Overview
This model, SanjiWatsuki/neural-chat-7b-v3-3-wizardmath-dare-me, is a 7 billion parameter experimental merge of mistralai/Mistral-7B-v0.1, WizardLM/WizardMath-7B-V1.1, and Intel/neural-chat-7b-v3-3. The primary goal of this project was to experiment with a novel model merging strategy that combines DARE TIE (Drop And RESCALE) with task arithmetic. The hypothesis was to determine if this combined approach could effectively transfer skills between finetuned models with less performance degradation, particularly for 7B models where DARE TIE alone can be less stable.
Experimental Approach
The merging process involved two main steps:
- DARE TIE Merger: Initially, a DARE TIE merge was performed between
Mistral-7B-v0.1 and WizardMath-7B-V1.1 with a density of 0.3, meaning 70% of the delta parameters were dropped.
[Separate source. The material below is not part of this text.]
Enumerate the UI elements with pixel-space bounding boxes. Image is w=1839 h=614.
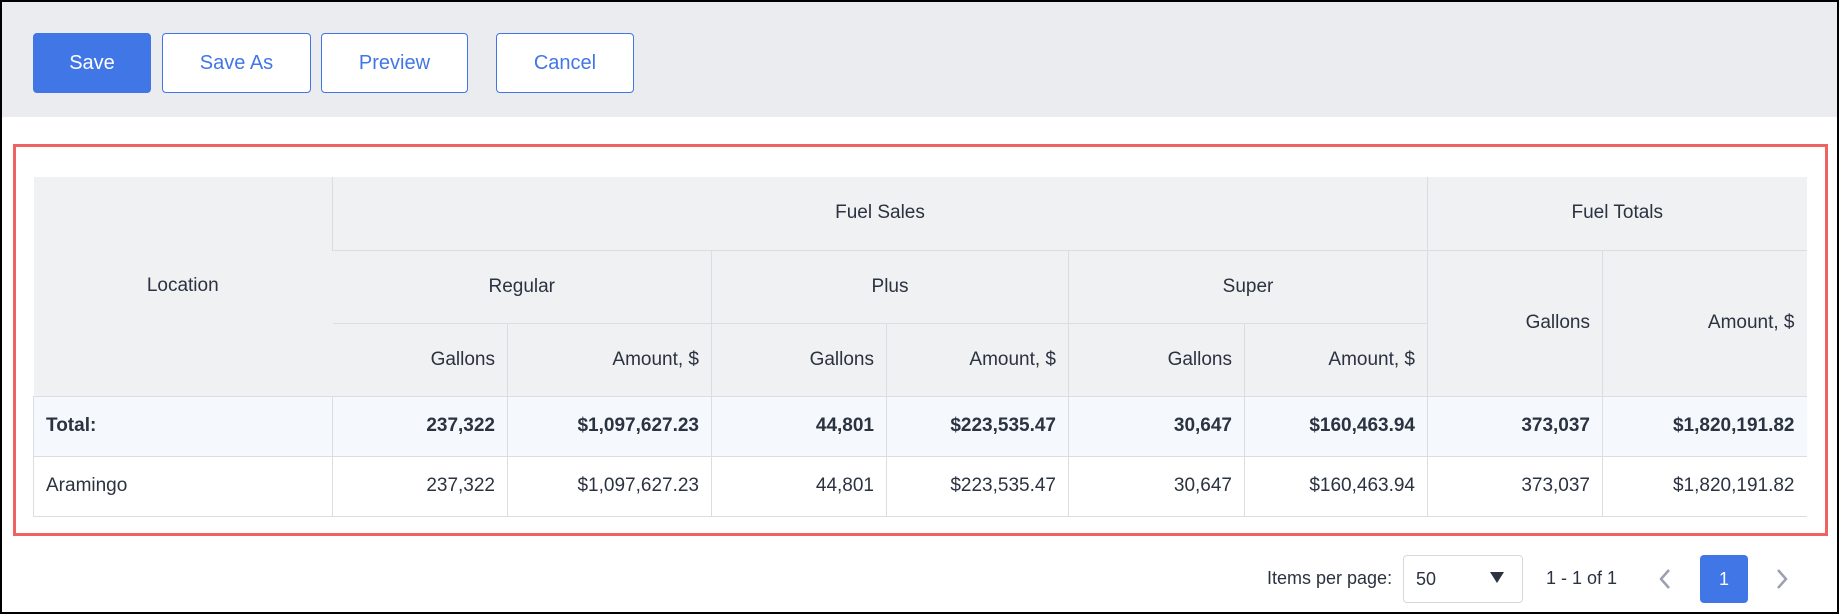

DARE TIE is known for its ability to transfer strengths by merging a minimal part of the model. - Task Arithmetic Merger: The resulting low-density DARE TIE merged model was then combined with
Intel/neural-chat-7b-v3-3 using task arithmetic. This second step aimed to integrate the strengths of neural-chat-7b-v3-3 while leveraging the skill transfer from the DARE TIE step.
Outcome
The experiment concluded that this specific merging strategy did not achieve the desired outcome, leading to a significant degradation in the model's overall performance. This model serves as a documented experiment in advanced merging techniques, highlighting challenges in combining different merger strategies for 7B models.
Licensing
WizardMath is under the Microsoft Research License, while Intel/neural-chat-7b-v3-3 is under Apache 2.0.